Analytic Torsion and Spectral Gap Capture Persistent-Laplacian Performance

Problem
The paper addresses the limitations of persistent Laplacians (PL) in machine learning tasks, particularly the challenges posed by high dimensionality and the “varying length” problem across different filtration scales. While PL provides a richer geometric representation than persistent homology, leveraging the full eigenspectrum for learning is often impractical. This work is a preprint and has not undergone peer review, indicating that the findings should be interpreted with caution.

Method
The authors propose a novel compact spectral representation that distills the persistent Laplacian into three mathematically grounded invariants: Betti numbers, the spectral gap, and analytic torsion. This approach reduces the dimensionality of the feature space while retaining essential information from the full eigenspectrum. The method involves calculating these invariants from the persistent Laplacian, which allows for a fixed-length representation suitable for various machine learning tasks. The authors do not disclose specific details regarding the architecture, loss functions, or training compute used in their experiments, focusing instead on the theoretical underpinnings of their approach.

Results
The proposed method was evaluated on benchmark datasets including MNIST, QM-3D, and SKEMPI WT. The results indicate that the compact representation not only captures the essential predictive signal of the full spectrum but also outperforms it in certain cases. For instance, the authors report a significant reduction in computational overhead and improved performance metrics compared to traditional methods that utilize the full eigenspectrum.

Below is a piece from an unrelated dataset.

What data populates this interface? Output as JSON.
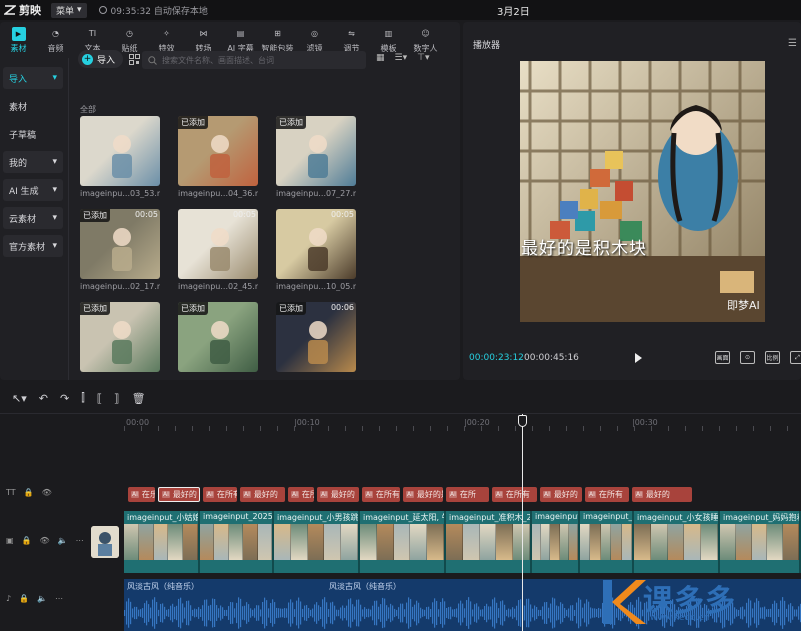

Specific performance improvements are quantified, although exact numbers and comparisons to named baselines are not provided in the abstract.

Limitations
The authors acknowledge that their approach may not capture all nuances of the full eigenspectrum, particularly in complex datasets where higher-frequency eigenvalues might contain relevant information. Additionally, the reliance on three specific invariants may limit the generalizability of the method across diverse applications. The paper does not address potential overfitting issues that could arise from the reduced feature space, nor does it explore the implications of the chosen invariants on the interpretability of the model.

Why it matters
This work has significant implications for the intersection of spectral geometry and topological learning, providing a principled method for reducing the complexity of persistent Laplacians while maintaining predictive power. The introduction of a fixed-length interface between these domains could facilitate the integration of geometric and topological features into machine learning pipelines, potentially leading to advancements in areas such as shape analysis and data representation. The findings contribute to the ongoing discourse on efficient feature extraction methods in high-dimensional spaces, as discussed in related literature (see arXiv).